Чахотка такая болезнь; это не горячка. Тут до последней минуты человек надеется
и говорит, что здоров. Сам себя тешит. А хозяйке-то и выгодно. Не беспокойся,
это так; душу, значит, продала, а к тому же деньги должна, значит и пикнуть не
смеешь. А умирать будешь, все тебя бросят, все отвернутся, — потому, что с тебя
тогда взять? Еще тебя же попрекнут, что даром место занимаешь, не скоро
помираешь. Пить не допросишься, с ругательством подадут: «Когда, дескать, ты,
подлячка, издохнешь; спать мешаешь стонешь, гости брезгают». Это верно; я сам
подслушал такие слова. Сунут тебя, издыхающую, в самый смрадный угол в подвале,
— темень, сырость; что ты, лежа-то одна, тогда передумаешь? Помрешь, — соберут
наскоро, чужой рукой, с ворчаньем, с нетерпением, — никто-то не благословит
тебя, никто-то не вздохнет по тебе, только бы поскорей тебя с плеч долой. Купят
колоду, вынесут, как сегодня ту, бедную, выносили, в кабак поминать пойдут. В
могиле слякоть, мразь, снег мокрый, — не для тебя же церемониться? «Спущай-ка
ее, Ванюха; ишь ведь „учась“ и тут верх ногами пошла, таковская. Укороти
веревки-то, пострел». — «Ладно и так». — «Чего ладно? Ишь на боку лежит.
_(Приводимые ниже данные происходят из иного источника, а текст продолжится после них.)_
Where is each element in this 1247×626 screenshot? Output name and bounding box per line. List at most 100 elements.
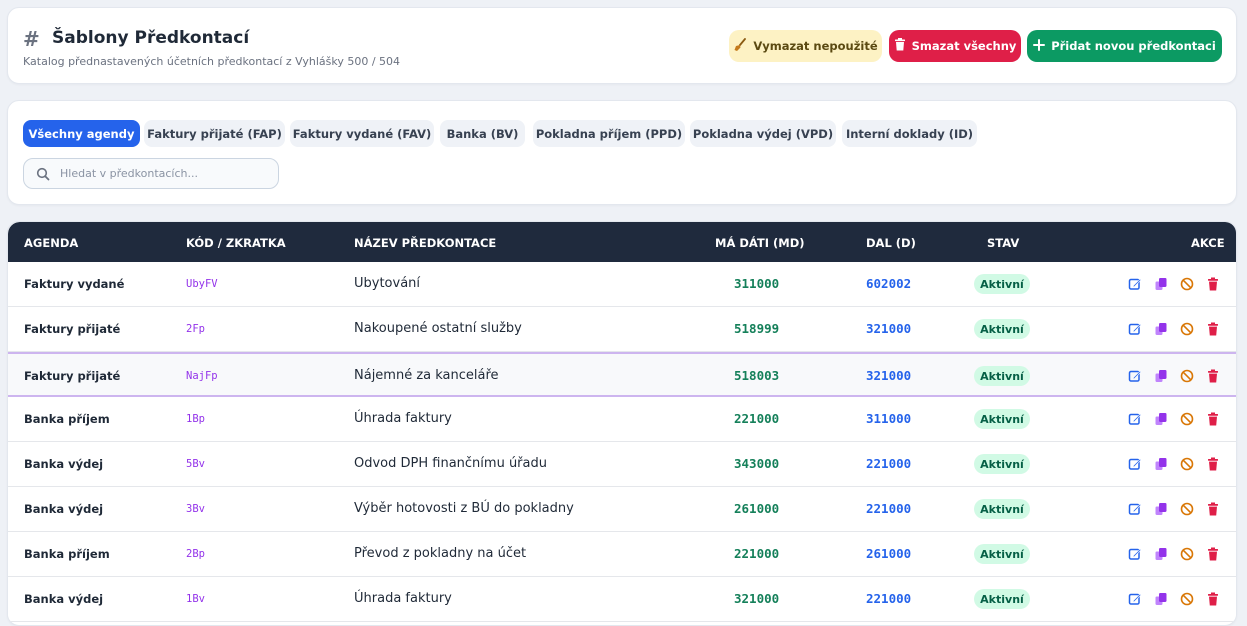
dal-account-cell: 221000: [866, 591, 912, 606]
copy-icon[interactable]: [1154, 412, 1168, 426]
disable-icon[interactable]: [1180, 369, 1194, 383]
col-name[interactable]: NÁZEV PŘEDKONTACE: [354, 236, 496, 250]
edit-icon[interactable]: [1128, 502, 1142, 516]
col-status[interactable]: STAV: [987, 236, 1019, 250]
disable-icon[interactable]: [1180, 592, 1194, 606]
md-account-cell: 518999: [734, 321, 780, 336]
search-box: [23, 158, 279, 189]
md-account-cell: 221000: [734, 411, 780, 426]
tab-all[interactable]: Všechny agendy: [23, 120, 140, 147]
search-icon: [36, 167, 50, 181]
trash-icon[interactable]: [1206, 277, 1220, 291]
edit-icon[interactable]: [1128, 322, 1142, 336]
add-template-button[interactable]: Přidat novou předkontaci: [1027, 30, 1222, 62]
md-account-cell: 221000: [734, 546, 780, 561]
dal-account-cell: 261000: [866, 546, 912, 561]
tab-ppd[interactable]: Pokladna příjem (PPD): [533, 120, 685, 147]
name-cell: Nakoupené ostatní služby: [354, 321, 522, 336]
agenda-cell: Faktury vydané: [24, 277, 125, 291]
disable-icon[interactable]: [1180, 547, 1194, 561]
clear-unused-button[interactable]: Vymazat nepoužité: [729, 30, 882, 62]
name-cell: Výběr hotovosti z BÚ do pokladny: [354, 501, 574, 516]
disable-icon[interactable]: [1180, 277, 1194, 291]
trash-icon[interactable]: [1206, 592, 1220, 606]
col-md[interactable]: MÁ DÁTI (MD): [715, 236, 805, 250]
status-badge: Aktivní: [974, 366, 1030, 386]
table-row[interactable]: Banka výdej 3Bv Výběr hotovosti z BÚ do …: [8, 487, 1236, 532]
copy-icon[interactable]: [1154, 547, 1168, 561]
edit-icon[interactable]: [1128, 369, 1142, 383]
copy-icon[interactable]: [1154, 322, 1168, 336]
tab-fav[interactable]: Faktury vydané (FAV): [290, 120, 434, 147]
trash-icon[interactable]: [1206, 369, 1220, 383]
delete-all-button[interactable]: Smazat všechny: [889, 30, 1021, 62]
page-header: # Šablony Předkontací Katalog přednastav…: [7, 7, 1237, 84]
status-badge: Aktivní: [974, 589, 1030, 609]
table-row[interactable]: Banka výdej 5Bv Odvod DPH finančnímu úřa…: [8, 442, 1236, 487]
dal-account-cell: 321000: [866, 368, 912, 383]
copy-icon[interactable]: [1154, 592, 1168, 606]
md-account-cell: 321000: [734, 591, 780, 606]
trash-icon[interactable]: [1206, 412, 1220, 426]
agenda-cell: Banka příjem: [24, 412, 110, 426]
md-account-cell: 518003: [734, 368, 780, 383]
code-cell: 5Bv: [186, 458, 205, 470]
col-code[interactable]: KÓD / ZKRATKA: [186, 236, 286, 250]
filter-panel: Všechny agendy Faktury přijaté (FAP) Fak…: [7, 100, 1237, 205]
disable-icon[interactable]: [1180, 322, 1194, 336]
copy-icon[interactable]: [1154, 457, 1168, 471]
delete-all-label: Smazat všechny: [911, 39, 1017, 53]
status-badge: Aktivní: [974, 499, 1030, 519]
agenda-cell: Faktury přijaté: [24, 369, 121, 383]
copy-icon[interactable]: [1154, 502, 1168, 516]
status-badge: Aktivní: [974, 544, 1030, 564]
trash-icon[interactable]: [1206, 547, 1220, 561]
copy-icon[interactable]: [1154, 369, 1168, 383]
col-agenda[interactable]: AGENDA: [24, 236, 78, 250]
add-template-label: Přidat novou předkontaci: [1051, 39, 1216, 53]
code-cell: 2Bp: [186, 548, 205, 560]
md-account-cell: 261000: [734, 501, 780, 516]
name-cell: Odvod DPH finančnímu úřadu: [354, 456, 547, 471]
table-row[interactable]: Banka příjem 2Bp Převod z pokladny na úč…: [8, 532, 1236, 577]
dal-account-cell: 311000: [866, 411, 912, 426]
broom-icon: [733, 37, 747, 55]
agenda-cell: Banka výdej: [24, 502, 104, 516]
tab-fap[interactable]: Faktury přijaté (FAP): [144, 120, 285, 147]
table-row[interactable]: Faktury přijaté 2Fp Nakoupené ostatní sl…: [8, 307, 1236, 352]
edit-icon[interactable]: [1128, 592, 1142, 606]
edit-icon[interactable]: [1128, 457, 1142, 471]
dal-account-cell: 602002: [866, 276, 912, 291]
status-badge: Aktivní: [974, 319, 1030, 339]
copy-icon[interactable]: [1154, 277, 1168, 291]
edit-icon[interactable]: [1128, 547, 1142, 561]
code-cell: 2Fp: [186, 323, 205, 335]
trash-icon[interactable]: [1206, 502, 1220, 516]
table-row[interactable]: Banka výdej 1Bv Úhrada faktury 321000 22…: [8, 577, 1236, 622]
disable-icon[interactable]: [1180, 502, 1194, 516]
tab-vpd[interactable]: Pokladna výdej (VPD): [690, 120, 836, 147]
plus-icon: [1033, 38, 1046, 54]
code-cell: 3Bv: [186, 503, 205, 515]
md-account-cell: 311000: [734, 276, 780, 291]
status-badge: Aktivní: [974, 454, 1030, 474]
table-row[interactable]: Faktury vydané UbyFV Ubytování 311000 60…: [8, 262, 1236, 307]
tab-id[interactable]: Interní doklady (ID): [842, 120, 977, 147]
agenda-cell: Faktury přijaté: [24, 322, 121, 336]
trash-icon[interactable]: [1206, 457, 1220, 471]
name-cell: Úhrada faktury: [354, 591, 452, 606]
disable-icon[interactable]: [1180, 412, 1194, 426]
clear-unused-label: Vymazat nepoužité: [753, 39, 878, 53]
trash-icon[interactable]: [1206, 322, 1220, 336]
search-input[interactable]: [60, 159, 270, 188]
disable-icon[interactable]: [1180, 457, 1194, 471]
trash-icon: [894, 38, 906, 54]
table-row[interactable]: Faktury přijaté NajFp Nájemné za kancelá…: [8, 352, 1236, 397]
dal-account-cell: 321000: [866, 321, 912, 336]
edit-icon[interactable]: [1128, 412, 1142, 426]
tab-bv[interactable]: Banka (BV): [440, 120, 525, 147]
edit-icon[interactable]: [1128, 277, 1142, 291]
table-row[interactable]: Banka příjem 1Bp Úhrada faktury 221000 3…: [8, 397, 1236, 442]
md-account-cell: 343000: [734, 456, 780, 471]
col-dal[interactable]: DAL (D): [866, 236, 916, 250]
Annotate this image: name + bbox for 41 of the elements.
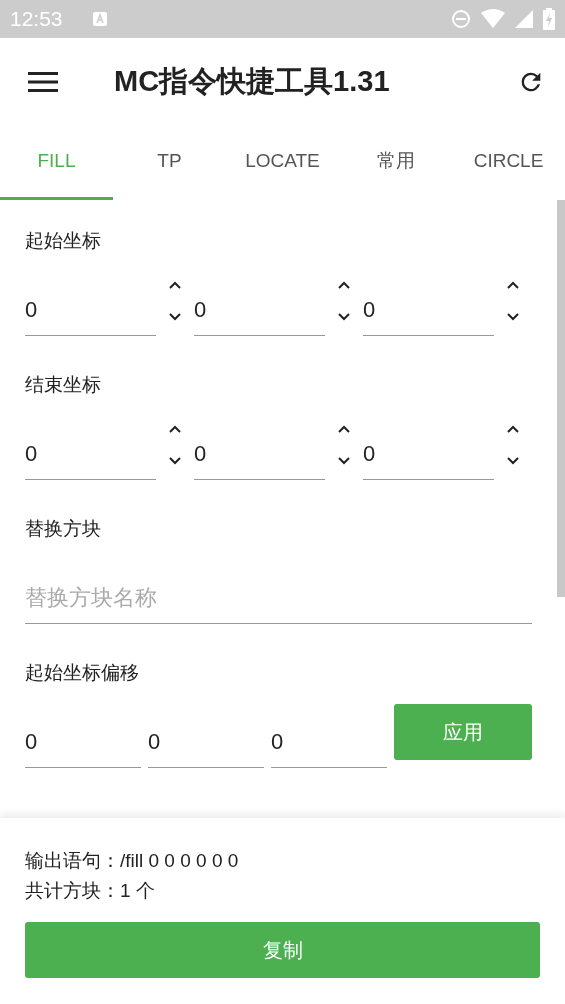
increment-icon[interactable]: [506, 280, 520, 290]
tab[interactable]: TP: [113, 125, 226, 200]
battery-icon: [543, 8, 555, 30]
signal-icon: [515, 10, 533, 28]
tab[interactable]: LOCATE: [226, 125, 339, 200]
offset-field[interactable]: 0: [271, 704, 387, 768]
tab[interactable]: CIRCLE: [452, 125, 565, 200]
tab[interactable]: 常用: [339, 125, 452, 200]
app-title: MC指令快捷工具1.31: [114, 63, 391, 99]
section-label: 起始坐标: [25, 229, 102, 253]
decrement-icon[interactable]: [337, 456, 351, 466]
number-field[interactable]: 0: [194, 416, 325, 480]
section-label: 起始坐标偏移: [25, 661, 140, 685]
decrement-icon[interactable]: [168, 456, 182, 466]
number-field[interactable]: 0: [363, 416, 494, 480]
increment-icon[interactable]: [337, 424, 351, 434]
decrement-icon[interactable]: [337, 312, 351, 322]
increment-icon[interactable]: [168, 424, 182, 434]
increment-icon[interactable]: [168, 280, 182, 290]
number-field[interactable]: 0: [25, 416, 156, 480]
output-command: 输出语句：/fill 0 0 0 0 0 0: [25, 849, 240, 873]
decrement-icon[interactable]: [506, 312, 520, 322]
scrollbar[interactable]: [557, 200, 565, 597]
section-label: 结束坐标: [25, 373, 102, 397]
notification-icon: [92, 12, 107, 26]
decrement-icon[interactable]: [506, 456, 520, 466]
decrement-icon[interactable]: [168, 312, 182, 322]
increment-icon[interactable]: [506, 424, 520, 434]
offset-field[interactable]: 0: [25, 704, 141, 768]
block-count: 共计方块：1 个: [25, 879, 156, 903]
menu-icon: [28, 70, 58, 93]
increment-icon[interactable]: [337, 280, 351, 290]
number-field[interactable]: 0: [25, 272, 156, 336]
section-label: 替换方块: [25, 517, 102, 541]
offset-field[interactable]: 0: [148, 704, 264, 768]
number-field[interactable]: 0: [363, 272, 494, 336]
wifi-icon: [481, 9, 505, 29]
do-not-disturb-icon: [451, 9, 471, 29]
number-field[interactable]: 0: [194, 272, 325, 336]
menu-button[interactable]: [28, 70, 58, 93]
block-name-field[interactable]: 替换方块名称: [25, 560, 532, 624]
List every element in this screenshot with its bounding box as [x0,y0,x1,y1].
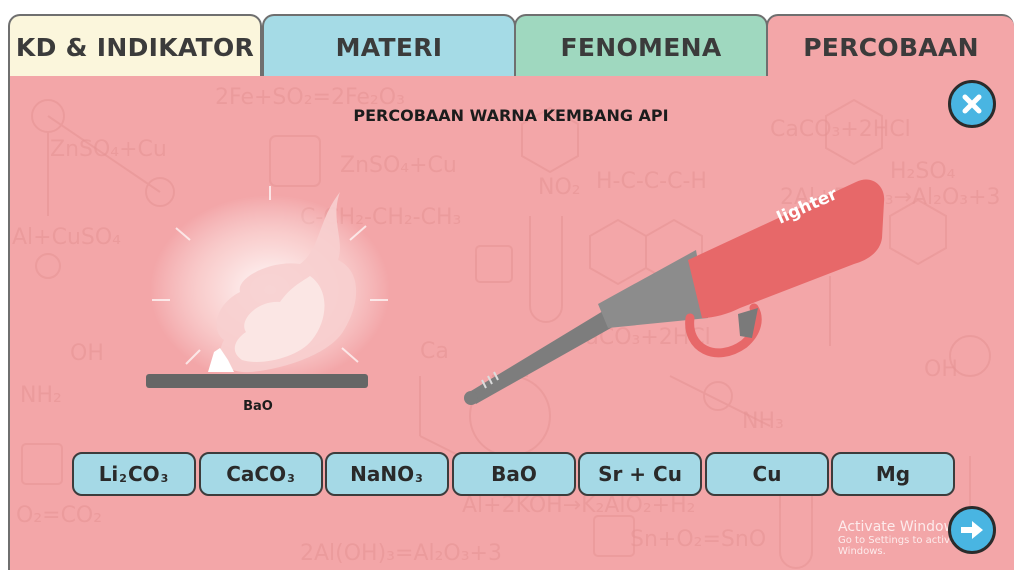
chemical-button-sr-cu[interactable]: Sr + Cu [578,452,702,496]
svg-text:CaCO₃+2HCl: CaCO₃+2HCl [770,117,911,142]
arrow-right-icon [961,521,983,539]
tab-bar: KD & INDIKATOR MATERI FENOMENA PERCOBAAN [8,14,1014,78]
lighter-nozzle [466,308,618,404]
chemical-button-caco3[interactable]: CaCO 3 [199,452,323,496]
chemical-subscript: 3 [287,471,295,485]
chemical-button-nano3[interactable]: NaNO 3 [325,452,449,496]
chemical-subscript: 2 [119,471,127,485]
svg-text:OH: OH [70,341,104,366]
chemical-base: Sr + Cu [598,462,682,486]
next-button[interactable] [948,506,996,554]
flame-burner-illustration [146,186,390,388]
tab-kd-indikator[interactable]: KD & INDIKATOR [8,14,262,78]
chemical-button-li2co3[interactable]: Li 2 CO 3 [72,452,196,496]
chemical-button-mg[interactable]: Mg [831,452,955,496]
svg-text:H₂SO₄: H₂SO₄ [890,159,956,184]
chemical-base: NaNO [350,462,415,486]
svg-text:OH: OH [924,357,958,382]
chemical-base: Cu [752,462,782,486]
svg-text:NH₂: NH₂ [20,383,62,408]
burner-plate [146,374,368,388]
svg-text:Sn+O₂=SnO: Sn+O₂=SnO [630,527,766,552]
lighter-illustration: lighter [464,179,885,405]
chemical-base: Li [98,462,119,486]
chemical-button-cu[interactable]: Cu [705,452,829,496]
chemical-tail: CO [127,462,160,486]
tab-materi[interactable]: MATERI [262,14,516,78]
svg-text:ZnSO₄+Cu: ZnSO₄+Cu [340,153,457,178]
close-icon [962,94,982,114]
svg-text:Ca: Ca [420,339,449,364]
experiment-title: PERCOBAAN WARNA KEMBANG API [353,106,669,125]
chemical-base: CaCO [226,462,287,486]
svg-text:2Al(OH)₃=Al₂O₃+3: 2Al(OH)₃=Al₂O₃+3 [300,541,502,566]
svg-text:NH₃: NH₃ [742,409,784,434]
chemical-base: Mg [875,462,911,486]
svg-text:O₂=CO₂: O₂=CO₂ [16,503,102,528]
chemical-subscript: 3 [415,471,423,485]
svg-text:Al+2KOH→K₂AlO₂+H₂: Al+2KOH→K₂AlO₂+H₂ [462,493,695,518]
chemical-button-bao[interactable]: BaO [452,452,576,496]
chemical-base: BaO [491,462,537,486]
tab-percobaan[interactable]: PERCOBAAN [766,14,1014,78]
tab-fenomena[interactable]: FENOMENA [514,14,768,78]
close-button[interactable] [948,80,996,128]
svg-text:ZnSO₄+Cu: ZnSO₄+Cu [50,137,167,162]
svg-text:Al+CuSO₄: Al+CuSO₄ [12,225,121,250]
lighter-body [688,179,885,318]
sample-label: BaO [243,399,273,414]
chemical-subscript: 3 [160,471,169,485]
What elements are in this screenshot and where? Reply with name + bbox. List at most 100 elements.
Человек тоже был али нет? Ну да ладно, засыпай». И ругаться-то из-за тебя долго
не захотят. Засыплют поскорей мокрой синей глиной и уйдут в кабак… Тут и конец
твоей памяти на земле; к другим дети на могилу ходят, отцы, мужья, а у тебя —
ни слезы, ни вздоха, ни поминания, и никто-то, никто-то, никогда в целом мире
не придет к тебе; имя твое исчезнет с лица земли — так, как бы совсем тебя
никогда не бывало и не рождалось! Грязь да болото, хоть стучи себе там по
ночам, когда мертвецы встают, в гробовую крышу: «Пустите, добрые люди, на свет
пожить! Я жила — жизни не видала, моя жизнь на обтирку пошла; ее в кабаке на
Сенной пропили; пустите, добрые люди, еще раз на свете пожить!..»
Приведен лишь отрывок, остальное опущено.